Independent Broadcasting Authority Act 1973
- Parliament of the United Kingdom
- Long title: An Act to consolidate the Television and Sound Broadcasting Acts 1964 and 1972.
- Citation: 1973 c. 19
- Territorial extent: United Kingdom

Dates
- Royal assent: 23 May 1973
- Commencement: 31 July 1973
- Repealed: 1 January 1982

Other legislation
- Amends: See § Repealed enactments
- Repeals/revokes: See § Repealed enactments
- Amended by: Independent Broadcasting Authority Act 1974; Independent Broadcasting Authority (No. 2) Act 1974; Independent Broadcasting Authority Act 1978; Independent Broadcasting Authority Act 1979;
- Repealed by: Broadcasting Act 1981

Status: Repealed

Text of statute as originally enacted

= Independent Broadcasting Authority Act 1973 =

Act of the Parliament of the United Kingdom

The Independent Broadcasting Authority Act 1973 (c. 19) was an act of the Parliament of the United Kingdom that consolidated enactments relating to television and local sound broadcasting in the United Kingdom.

== Provisions ==
=== Repealed enactments ===
Section 39(1) of the act repealed 4 enactments and 1 instrument, listed in parts I and II of schedule 3 to the act, respectively.
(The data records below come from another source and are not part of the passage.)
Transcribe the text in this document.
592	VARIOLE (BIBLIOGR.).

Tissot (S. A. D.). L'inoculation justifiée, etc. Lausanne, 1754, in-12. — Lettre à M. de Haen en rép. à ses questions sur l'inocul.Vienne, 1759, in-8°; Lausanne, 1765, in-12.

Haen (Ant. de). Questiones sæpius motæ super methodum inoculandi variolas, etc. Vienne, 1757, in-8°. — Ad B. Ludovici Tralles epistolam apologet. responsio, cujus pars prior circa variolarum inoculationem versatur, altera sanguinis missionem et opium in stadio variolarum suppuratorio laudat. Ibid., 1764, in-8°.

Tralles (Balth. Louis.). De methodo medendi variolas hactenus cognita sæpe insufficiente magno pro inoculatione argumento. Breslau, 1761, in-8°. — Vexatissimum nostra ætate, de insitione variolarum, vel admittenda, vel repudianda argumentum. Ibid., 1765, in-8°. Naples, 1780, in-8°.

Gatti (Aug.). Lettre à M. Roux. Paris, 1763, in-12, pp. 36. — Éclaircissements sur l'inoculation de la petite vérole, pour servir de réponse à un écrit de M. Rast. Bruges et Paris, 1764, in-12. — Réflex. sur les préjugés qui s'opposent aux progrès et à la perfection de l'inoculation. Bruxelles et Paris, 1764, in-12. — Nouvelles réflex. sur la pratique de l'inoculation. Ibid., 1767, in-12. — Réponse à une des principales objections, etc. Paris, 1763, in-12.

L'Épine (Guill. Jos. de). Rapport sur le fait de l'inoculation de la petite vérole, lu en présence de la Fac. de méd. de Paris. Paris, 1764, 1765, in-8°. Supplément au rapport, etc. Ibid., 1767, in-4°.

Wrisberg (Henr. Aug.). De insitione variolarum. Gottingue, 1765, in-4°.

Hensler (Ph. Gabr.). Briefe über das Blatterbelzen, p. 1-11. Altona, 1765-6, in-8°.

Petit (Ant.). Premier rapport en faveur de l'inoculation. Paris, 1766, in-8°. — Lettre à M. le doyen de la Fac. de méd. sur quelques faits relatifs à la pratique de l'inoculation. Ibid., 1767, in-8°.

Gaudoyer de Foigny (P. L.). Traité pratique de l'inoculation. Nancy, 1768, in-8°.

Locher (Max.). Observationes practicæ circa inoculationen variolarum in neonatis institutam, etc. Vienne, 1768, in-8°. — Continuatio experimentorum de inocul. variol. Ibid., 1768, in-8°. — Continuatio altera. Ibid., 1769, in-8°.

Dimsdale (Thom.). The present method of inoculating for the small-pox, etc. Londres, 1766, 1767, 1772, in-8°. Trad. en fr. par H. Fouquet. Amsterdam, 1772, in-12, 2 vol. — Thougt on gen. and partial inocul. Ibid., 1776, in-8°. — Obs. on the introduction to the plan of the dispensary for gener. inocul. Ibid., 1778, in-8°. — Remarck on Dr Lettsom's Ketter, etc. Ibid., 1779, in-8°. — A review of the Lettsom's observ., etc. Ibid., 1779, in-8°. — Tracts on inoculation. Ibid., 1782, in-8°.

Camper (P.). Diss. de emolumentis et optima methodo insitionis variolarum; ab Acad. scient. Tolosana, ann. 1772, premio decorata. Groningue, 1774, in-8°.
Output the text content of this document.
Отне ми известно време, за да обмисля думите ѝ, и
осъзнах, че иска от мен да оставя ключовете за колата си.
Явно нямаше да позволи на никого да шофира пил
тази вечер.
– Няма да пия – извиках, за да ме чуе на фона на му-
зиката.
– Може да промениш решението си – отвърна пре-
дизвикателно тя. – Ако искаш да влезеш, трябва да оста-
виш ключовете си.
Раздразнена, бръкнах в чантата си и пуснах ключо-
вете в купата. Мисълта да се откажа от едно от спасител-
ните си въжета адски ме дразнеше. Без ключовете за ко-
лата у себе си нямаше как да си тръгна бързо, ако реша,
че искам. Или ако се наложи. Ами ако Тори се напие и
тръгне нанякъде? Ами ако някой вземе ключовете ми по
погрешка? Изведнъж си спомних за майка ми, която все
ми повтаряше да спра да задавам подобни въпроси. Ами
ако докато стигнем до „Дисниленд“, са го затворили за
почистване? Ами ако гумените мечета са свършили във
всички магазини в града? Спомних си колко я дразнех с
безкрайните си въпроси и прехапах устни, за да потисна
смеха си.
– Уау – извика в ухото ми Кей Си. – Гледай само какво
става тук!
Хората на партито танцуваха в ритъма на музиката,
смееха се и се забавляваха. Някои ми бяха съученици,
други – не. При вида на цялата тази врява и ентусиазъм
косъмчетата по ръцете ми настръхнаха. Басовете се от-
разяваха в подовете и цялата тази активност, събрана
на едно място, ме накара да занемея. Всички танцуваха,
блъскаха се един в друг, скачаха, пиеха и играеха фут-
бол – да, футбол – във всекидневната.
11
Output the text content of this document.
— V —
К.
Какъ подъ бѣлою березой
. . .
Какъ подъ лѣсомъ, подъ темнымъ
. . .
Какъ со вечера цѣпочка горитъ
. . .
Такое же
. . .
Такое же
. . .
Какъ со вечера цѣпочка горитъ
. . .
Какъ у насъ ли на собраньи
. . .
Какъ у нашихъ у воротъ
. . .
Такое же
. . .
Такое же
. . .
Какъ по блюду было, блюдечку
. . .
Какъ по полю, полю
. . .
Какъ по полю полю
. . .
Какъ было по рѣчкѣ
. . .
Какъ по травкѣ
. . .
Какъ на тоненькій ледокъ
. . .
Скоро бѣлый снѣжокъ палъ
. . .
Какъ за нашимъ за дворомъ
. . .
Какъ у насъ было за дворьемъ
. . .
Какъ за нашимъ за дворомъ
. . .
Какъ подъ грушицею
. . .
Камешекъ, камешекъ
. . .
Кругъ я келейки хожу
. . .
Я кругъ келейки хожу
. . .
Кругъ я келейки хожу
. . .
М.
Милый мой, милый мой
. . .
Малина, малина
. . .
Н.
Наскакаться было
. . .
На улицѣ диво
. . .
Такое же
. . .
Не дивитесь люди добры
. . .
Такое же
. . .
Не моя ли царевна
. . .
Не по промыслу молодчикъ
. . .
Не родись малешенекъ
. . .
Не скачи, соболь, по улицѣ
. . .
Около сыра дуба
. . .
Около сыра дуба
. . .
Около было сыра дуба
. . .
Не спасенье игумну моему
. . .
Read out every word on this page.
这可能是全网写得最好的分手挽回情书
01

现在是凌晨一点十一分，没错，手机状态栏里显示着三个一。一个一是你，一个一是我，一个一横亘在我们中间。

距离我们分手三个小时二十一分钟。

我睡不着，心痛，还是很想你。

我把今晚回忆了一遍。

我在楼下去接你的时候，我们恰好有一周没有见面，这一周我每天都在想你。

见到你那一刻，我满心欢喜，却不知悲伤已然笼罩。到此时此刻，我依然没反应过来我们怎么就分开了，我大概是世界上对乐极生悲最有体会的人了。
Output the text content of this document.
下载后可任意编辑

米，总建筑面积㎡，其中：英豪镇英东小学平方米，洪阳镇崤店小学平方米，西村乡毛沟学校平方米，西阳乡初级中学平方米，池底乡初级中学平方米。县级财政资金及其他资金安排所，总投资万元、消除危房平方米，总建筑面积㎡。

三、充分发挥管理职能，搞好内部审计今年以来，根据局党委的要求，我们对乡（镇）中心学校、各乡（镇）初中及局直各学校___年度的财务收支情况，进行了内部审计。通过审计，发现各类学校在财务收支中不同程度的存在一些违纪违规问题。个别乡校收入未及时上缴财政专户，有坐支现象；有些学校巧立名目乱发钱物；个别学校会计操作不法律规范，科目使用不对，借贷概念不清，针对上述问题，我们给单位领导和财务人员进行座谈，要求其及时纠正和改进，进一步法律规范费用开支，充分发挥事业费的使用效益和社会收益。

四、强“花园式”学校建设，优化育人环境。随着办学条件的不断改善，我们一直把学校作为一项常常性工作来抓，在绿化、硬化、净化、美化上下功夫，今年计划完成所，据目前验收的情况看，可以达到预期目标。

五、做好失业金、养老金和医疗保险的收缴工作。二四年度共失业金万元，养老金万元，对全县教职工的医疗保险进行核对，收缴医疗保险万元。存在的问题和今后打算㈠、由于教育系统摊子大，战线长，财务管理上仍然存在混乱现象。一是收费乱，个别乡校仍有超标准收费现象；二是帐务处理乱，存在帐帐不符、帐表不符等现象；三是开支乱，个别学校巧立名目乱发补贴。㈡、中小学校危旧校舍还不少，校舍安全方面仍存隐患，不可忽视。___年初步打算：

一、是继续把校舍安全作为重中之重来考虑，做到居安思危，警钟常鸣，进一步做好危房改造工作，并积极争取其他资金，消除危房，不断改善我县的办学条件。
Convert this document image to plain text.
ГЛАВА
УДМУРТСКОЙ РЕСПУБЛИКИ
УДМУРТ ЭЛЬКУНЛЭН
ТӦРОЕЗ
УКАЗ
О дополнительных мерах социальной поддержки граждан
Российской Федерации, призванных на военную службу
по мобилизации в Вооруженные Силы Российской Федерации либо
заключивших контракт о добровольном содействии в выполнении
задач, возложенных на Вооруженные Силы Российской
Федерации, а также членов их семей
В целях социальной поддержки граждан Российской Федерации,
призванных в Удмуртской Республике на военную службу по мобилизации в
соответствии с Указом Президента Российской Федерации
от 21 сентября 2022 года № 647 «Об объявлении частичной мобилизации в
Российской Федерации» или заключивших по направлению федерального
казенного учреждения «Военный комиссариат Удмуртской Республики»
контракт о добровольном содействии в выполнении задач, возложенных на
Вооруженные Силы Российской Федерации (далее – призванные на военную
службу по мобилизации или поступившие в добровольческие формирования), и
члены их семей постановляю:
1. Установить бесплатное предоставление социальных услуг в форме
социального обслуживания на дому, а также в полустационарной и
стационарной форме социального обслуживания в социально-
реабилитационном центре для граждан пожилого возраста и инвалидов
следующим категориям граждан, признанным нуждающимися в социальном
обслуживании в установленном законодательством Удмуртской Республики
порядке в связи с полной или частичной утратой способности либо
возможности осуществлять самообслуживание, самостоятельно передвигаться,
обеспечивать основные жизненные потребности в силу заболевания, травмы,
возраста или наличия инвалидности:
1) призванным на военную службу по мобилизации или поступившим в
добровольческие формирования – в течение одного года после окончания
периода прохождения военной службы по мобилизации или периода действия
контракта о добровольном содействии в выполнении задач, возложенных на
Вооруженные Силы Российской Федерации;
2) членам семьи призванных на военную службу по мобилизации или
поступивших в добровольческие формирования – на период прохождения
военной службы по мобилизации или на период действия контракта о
Part I – Enactments repealed
| Citation | Short title | Extent of repeal |
|---|---|---|
| 1964 c. 21 | Television Act 1964 | The whole act. |
| 1969 c. 48 | Post Office Act 1969 | In section 3(1), paragraph (b) and the word "and" immediately preceding that paragraph. |
| 1972 c. 11 | Superannuation Act 1972 | In Schedule 4, the entry relating to the Authority. In Schedule 6, paragraph 44. |
| 1972 c. 31 | Sound Broadcasting Act 1972 | The whole act. |

Part II – Order revoked
| Citation | Title | Extent of revocation |
|---|---|---|
| SI 1971/309 | The Television Act 1964 (Additional Payments) Order 1971 | The whole order. |

== Subsequent developments ==
The whole act was repealed by section 65(4) of, and schedule 9 to, the Broadcasting Act 1981, which came into force on 1 January 1982.